MScAC Talk: A deep dive into the challenges of productionizing large language models with Stephen Zhen Gou - Department of Mechanical & Industrial Engineering

Thursday, March 31, 2022
4:00pm-5:00pm

Platform: Zoom Webinar
Register here: https://mscac.utoronto.ca/talks

About this MScAC talk:

Cohere is a fast-growing AI startup based in Toronto, that aspires to make the most powerful NLP models accessible to developers and businesses. Large transformer-based language models have taken over NLP in the past few years because of their elegant architectures, ability to understand texts and memorize knowledge, but more importantly, because their performance scales incredibly well with model size.

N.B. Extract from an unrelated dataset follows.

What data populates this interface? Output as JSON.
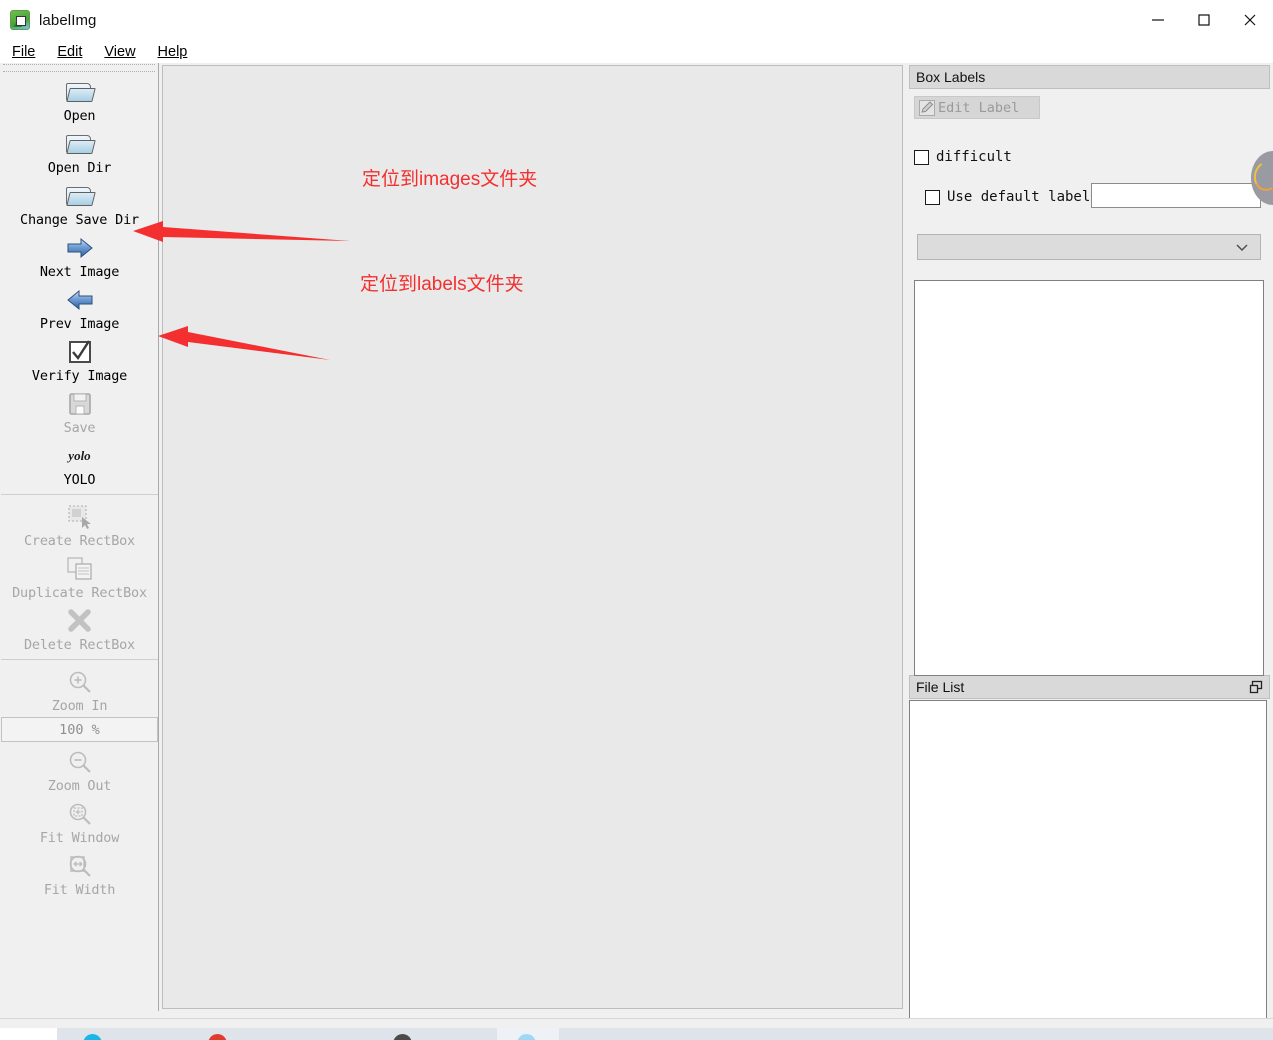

However, it’s prohibitive for any individual or most organizations to attempt to train or deploy these models with hundreds of billions to parameters due to the extremely high cost of infrastructure. As a result, the life cycle of these gigantic models is truly a blackbox. In this talk, Stephen will provide a lens into each critical stage of productionizing such models. From data collection, training, to inference and model safety, the talk will dive into the unique technical and organizational challenges posed by each stage in model productions.

About Stephen Zhen Gou:

Stephen Gou is a founding engineer at Cohere AI and now manages a team on large language model optimization and productionisation. He specializes in distributed training, compression, and efficient model architectures of massive transformer models. Prior to Cohere, he worked extensively on perception models for self-driving cars at Uber ATG. In addition, he had experience in rendering engines in the computer graphics industry before switching his career path to focus on machine learning.